Over two albums Émilie recorded and released as Tiny Feet, but her recent name change – which pays homage to her personal and family history by referencing her maiden name – represents a fresh start musically. QUINQUIS signed to Mute and released
“Adkrog” (which aptly translates as “Start Again”) late last year. She returns today with a new track to launch her album.
Listen to
“Setu” here. Driven by scattered beats, floating vocals, and considered sonic textures, this is the latest track to be taken from
SEIM.
Pre-order
SEIM here.
Over a period of significant personal change, Émilie began forging a deeper connection to her own culture, history and identity, exploring new musical terrain and becoming a mother. Émilie explains,
“To have a son has answered many questions I had about life and roots, the first step to a very deep discovery. I’m raising my child in the Breton language, so there has been this kind of rebooting of the whole system.” Whilst on tour with her husband and baby, Émilie saw her musical expression as a journey and began work on a new idea in each city. Characters – some from her own life, others rooted in the history of Breton culture– began to join Émilie on this journey, coming alive in song ideas. She discovered Ankou, a servant of death in Breton mythology, who appears on “Setu.” She explored Seiz Breur, a 1923 Breton art movement founded by a young woman in the very same small village she is from. She tapped into the lives of friends, exploring a rich tapestry of people, places, emotions, and stories all tied together by a shared commonplace: Brittany.
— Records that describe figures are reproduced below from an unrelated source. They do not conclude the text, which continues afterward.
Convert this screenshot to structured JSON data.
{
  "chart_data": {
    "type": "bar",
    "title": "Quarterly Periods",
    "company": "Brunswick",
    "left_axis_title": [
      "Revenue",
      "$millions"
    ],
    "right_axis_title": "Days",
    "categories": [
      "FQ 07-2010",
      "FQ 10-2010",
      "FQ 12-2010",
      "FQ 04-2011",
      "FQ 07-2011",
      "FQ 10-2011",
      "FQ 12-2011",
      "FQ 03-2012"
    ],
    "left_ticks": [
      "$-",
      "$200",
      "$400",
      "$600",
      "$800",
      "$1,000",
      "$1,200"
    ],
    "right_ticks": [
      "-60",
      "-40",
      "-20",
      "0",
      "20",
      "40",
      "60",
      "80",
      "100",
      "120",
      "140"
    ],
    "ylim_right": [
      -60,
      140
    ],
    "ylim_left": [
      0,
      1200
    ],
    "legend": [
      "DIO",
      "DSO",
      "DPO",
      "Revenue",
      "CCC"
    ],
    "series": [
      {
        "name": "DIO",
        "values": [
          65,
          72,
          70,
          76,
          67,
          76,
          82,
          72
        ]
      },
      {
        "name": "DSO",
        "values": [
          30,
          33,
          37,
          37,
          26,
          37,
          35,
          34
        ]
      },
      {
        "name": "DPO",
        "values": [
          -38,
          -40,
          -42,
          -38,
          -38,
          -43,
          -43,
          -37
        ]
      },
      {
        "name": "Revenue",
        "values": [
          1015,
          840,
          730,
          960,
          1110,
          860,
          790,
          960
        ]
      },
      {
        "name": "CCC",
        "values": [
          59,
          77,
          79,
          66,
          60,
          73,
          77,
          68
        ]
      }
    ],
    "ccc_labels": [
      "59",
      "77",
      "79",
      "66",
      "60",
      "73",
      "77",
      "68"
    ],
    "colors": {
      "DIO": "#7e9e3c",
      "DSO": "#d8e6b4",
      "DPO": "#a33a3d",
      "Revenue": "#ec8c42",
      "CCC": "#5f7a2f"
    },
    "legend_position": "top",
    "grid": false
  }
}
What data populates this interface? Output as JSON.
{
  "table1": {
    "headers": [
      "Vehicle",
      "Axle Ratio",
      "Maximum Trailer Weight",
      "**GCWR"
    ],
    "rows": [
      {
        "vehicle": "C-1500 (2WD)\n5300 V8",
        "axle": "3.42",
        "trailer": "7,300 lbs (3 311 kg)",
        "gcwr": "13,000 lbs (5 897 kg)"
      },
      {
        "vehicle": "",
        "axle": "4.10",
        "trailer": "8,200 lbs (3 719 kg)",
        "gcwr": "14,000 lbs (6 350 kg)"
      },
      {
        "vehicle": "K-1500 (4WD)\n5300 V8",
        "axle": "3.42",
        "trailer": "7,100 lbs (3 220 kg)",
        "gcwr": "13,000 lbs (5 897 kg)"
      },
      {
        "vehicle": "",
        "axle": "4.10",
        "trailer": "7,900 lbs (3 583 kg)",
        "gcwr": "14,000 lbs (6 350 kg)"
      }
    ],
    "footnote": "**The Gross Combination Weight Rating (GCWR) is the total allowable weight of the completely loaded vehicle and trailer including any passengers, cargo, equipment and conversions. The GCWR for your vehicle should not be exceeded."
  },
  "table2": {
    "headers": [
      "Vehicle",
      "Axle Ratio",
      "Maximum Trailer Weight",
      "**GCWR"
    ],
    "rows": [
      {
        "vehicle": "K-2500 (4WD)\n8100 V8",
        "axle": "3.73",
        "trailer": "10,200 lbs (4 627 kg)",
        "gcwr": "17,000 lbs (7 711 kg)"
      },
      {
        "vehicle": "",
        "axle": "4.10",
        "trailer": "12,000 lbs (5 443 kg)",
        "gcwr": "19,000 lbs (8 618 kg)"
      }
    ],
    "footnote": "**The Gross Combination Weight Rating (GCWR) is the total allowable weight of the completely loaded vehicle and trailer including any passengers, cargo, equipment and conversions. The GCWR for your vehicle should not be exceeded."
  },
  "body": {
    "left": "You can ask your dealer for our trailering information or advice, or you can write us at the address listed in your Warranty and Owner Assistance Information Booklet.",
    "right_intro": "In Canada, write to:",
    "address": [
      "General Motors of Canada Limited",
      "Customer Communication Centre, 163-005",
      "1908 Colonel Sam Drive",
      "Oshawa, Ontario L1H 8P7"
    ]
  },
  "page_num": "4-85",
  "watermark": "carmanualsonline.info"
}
“I put the stories of those people around mine so that I could have them share this journey with me.” Once these ideas began to mutate into something more musical, she connected with Gareth Jones. Initially he was going to play synth, but their partnership grew into something more collaborative.
“The record revealed itself in the back-and-forth Gareth and I had,” she says.
“It was really unexpected because Gareth and I are quite the opposite - he was the light to my darkness.” The result is an album that merges sparse electronics, immersive atmospherics, and deft melodies, carried by Émilie’s tender yet quietly soaring vocals which are all sung in Breton.
Further collaborators on the album include
Ólavur Jákupsson, who sings in Faroese on “Run” (which translates to “Hill”), and the writer and endurance cyclist
Emily Chappell who features on “Netra Ken,” reading an extract from her book in Welsh.
Nature is key to the album and lends itself to the title (which translates as “sap”), as well as key themes in individual songs. Her own local community is reflected in tracks such as “Ôg,” a story about a woman from Ushant who lost her husband at sea while she was eight months pregnant and found help with the baby from the widows of the other 51 men on board.
This sense of interconnectedness leads to the album being a multifaceted one. It is deeply personal and introspective yet also collaborative and expansive. It is rooted in both historical and modern stories. It is an album that connects worlds while being entirely its own.
“There is something cosmic about it,” says Émilie.
“I don't know how to explain that but the way it happened with Gareth, and the way everything just suddenly all came together feels like cosmic harmony.”